LAISSER POURRIR UNE SITUATION HUMAINE : LE PRIX DE L’INACTION

Certains dirigeants croient sécuriser leur business en ne se séparant pas de salariés qui posent problème. Ils font avec, les changent de service lorsqu’il n’est plus possible de les maintenir dans leur poste actuel, font des compromis en espérant que la situation, à défaut de s’arranger, ne dégénère pas. La peur de ne pas pouvoir motiver le licenciement et de s’exposer à une condamnation prud’homale les pousse à cet attentisme.

En réalité, en laissant perdurer de telles situations, non seulement ils n’éviteront pas le contentieux demain, mais ils créent une souffrance au travail autrement plus dévastatrice.

J’en veux pour preuve l’histoire de Nadine et Pierre (dont les prénoms et l’histoire ont évidemment été modifiés pour des raisons de confidentialité).

Nadine est salariée dans une entreprise de 200 salariés. Sa prestation n’a jamais donné satisfaction. Des motifs de licenciement auraient pu être invoqués mais les insuffisances n’ont jamais été tracées, les soupçons jamais investigués. Ses managers ont préféré passer la main : en 10 ans, elle a changé 3 fois de service et de responsable.

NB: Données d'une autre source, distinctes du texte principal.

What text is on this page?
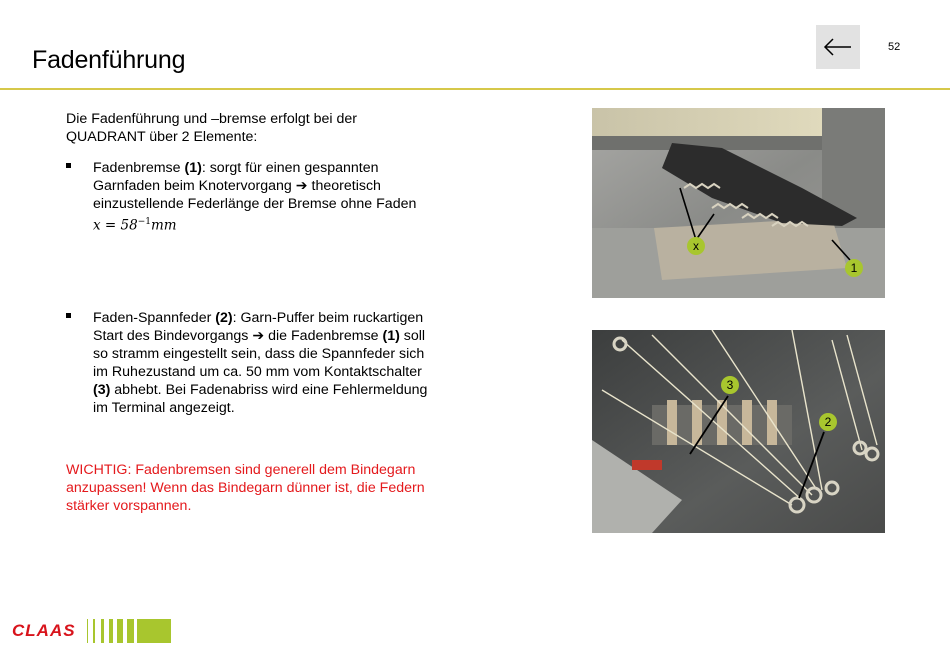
Fadenführung	52
Die Fadenführung und –bremse erfolgt bei der
QUADRANT über 2 Elemente:
Fadenbremse (1): sorgt für einen gespannten
Garnfaden beim Knotervorgang ➔ theoretisch
einzustellende Federlänge der Bremse ohne Faden
$x = 58^{-1}mm$
Faden-Spannfeder (2): Garn-Puffer beim ruckartigen
Start des Bindevorgangs ➔ die Fadenbremse (1) soll
so stramm eingestellt sein, dass die Spannfeder sich
im Ruhezustand um ca. 50 mm vom Kontaktschalter
(3) abhebt. Bei Fadenabriss wird eine Fehlermeldung
im Terminal angezeigt.
WICHTIG: Fadenbremsen sind generell dem Bindegarn
anzupassen! Wenn das Bindegarn dünner ist, die Federn
stärker vorspannen.
x
1
3
2
CLAAS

Pierre, au contraire, a réalisé un parcours sans faute. Reconnu pour sa technicité autant que pour ses compétences managériales, il est aujourd’hui le bras droit du président. Il hérite de Nadine dans son service. Après un an et demi d’arrêt maladie, elle revient avec des aménagements de poste contraignants et voit le médecin du travail régulièrement. Par ses maladresses relationnelles et ses insuffisances professionnelles, elle déroute ses collègues et sa responsable directe. Pour pouvoir tenir les échéances, cette dernière est obligée de reprendre son travail.

Pierre s’en ouvre à son président et lui demande de licencier Nadine. Le président estime que le dossier n’est pas suffisamment étayé. Il craint d’être taxé de discrimination à raison de l’état de santé de la salariée. Il pense que le risque prud’homal est trop grand. Il demande donc à Pierre de « gérer » et pour cela, de mieux cadrer Nadine.

Au bout de quelques mois, la responsable directe est au bord de l’épuisement malgré le soutien de Pierre. Le reste de l’équipe est également sous tension. De son côté, Nadine ne comprend pas que ses tâches soient confiées à d’autres et vit mal les recadrages de Pierre. Elle n’hésite d’ailleurs pas à s’en plaindre au président, qui lui ouvre grand sa porte.

Nadine finit par accuser Pierre de harcèlement moral. Le président diligente alors une enquête. Pierre est déstabilisé par cet enchaînement. L’enquête mobilise pas moins de 20 salariés et reçoit une large publicité. Les investigations durent deux mois pendant lesquels le président refuse de parler à Pierre par souci d’impartialité. Totalement isolé, décrédibilisé, il finit par craquer et sombre dans la dépression. La commission d’enquête conclut à l’absence de harcèlement mais estime que Pierre a eu un management déficient qui a mis à mal son équipe. Le président s’aligne sur ces conclusions et licencie Pierre pour faute grave.

D’un point de vue humain, quel gâchis ! Pierre n’est désormais plus que le fantôme de lui-même. Un an après les faits, il est toujours sous médication lourde et incapable de retravailler, encore moins à un poste de direction. Son burnout a été reconnu comme maladie professionnelle, ce qui ouvre la voie à une indemnisation conséquente de la part de l’entreprise. Nadine a fini par négocier son départ tandis que le reste du service a quitté l’entreprise.

Bilan des courses, le service de Pierre est décimé, l’entreprise a perdu plusieurs collaborateurs de valeur à un moment clé de son développement, elle doit affronter non pas un mais plusieurs contentieux prud’homaux et la reconnaissance de maladie professionnelle impactera son taux de cotisation ATMP et donc le niveau de ses charges sociales. Enfin, elle laisse sur le carreau les principaux protagonistes, qui mettront des années à s’en remettre.

Dans certaines situations, la prise d’un risque immédiat est en réalité le seul moyen de circonscrire le risque. Lorsque la relation humaine et professionnelle est trop abîmée, il vaut mieux couper le lien contractuel le plus rapidement possible et provisionner le risque prud’homal, d’autant qu’un avocat expérimenté sera capable de chiffrer les condamnations encourues avec une relative précision. Il faut également admettre que la non gestion des problèmes humains a un prix dont l’entreprise devra s’acquitter tôt ou tard, d’une façon ou d’une autre.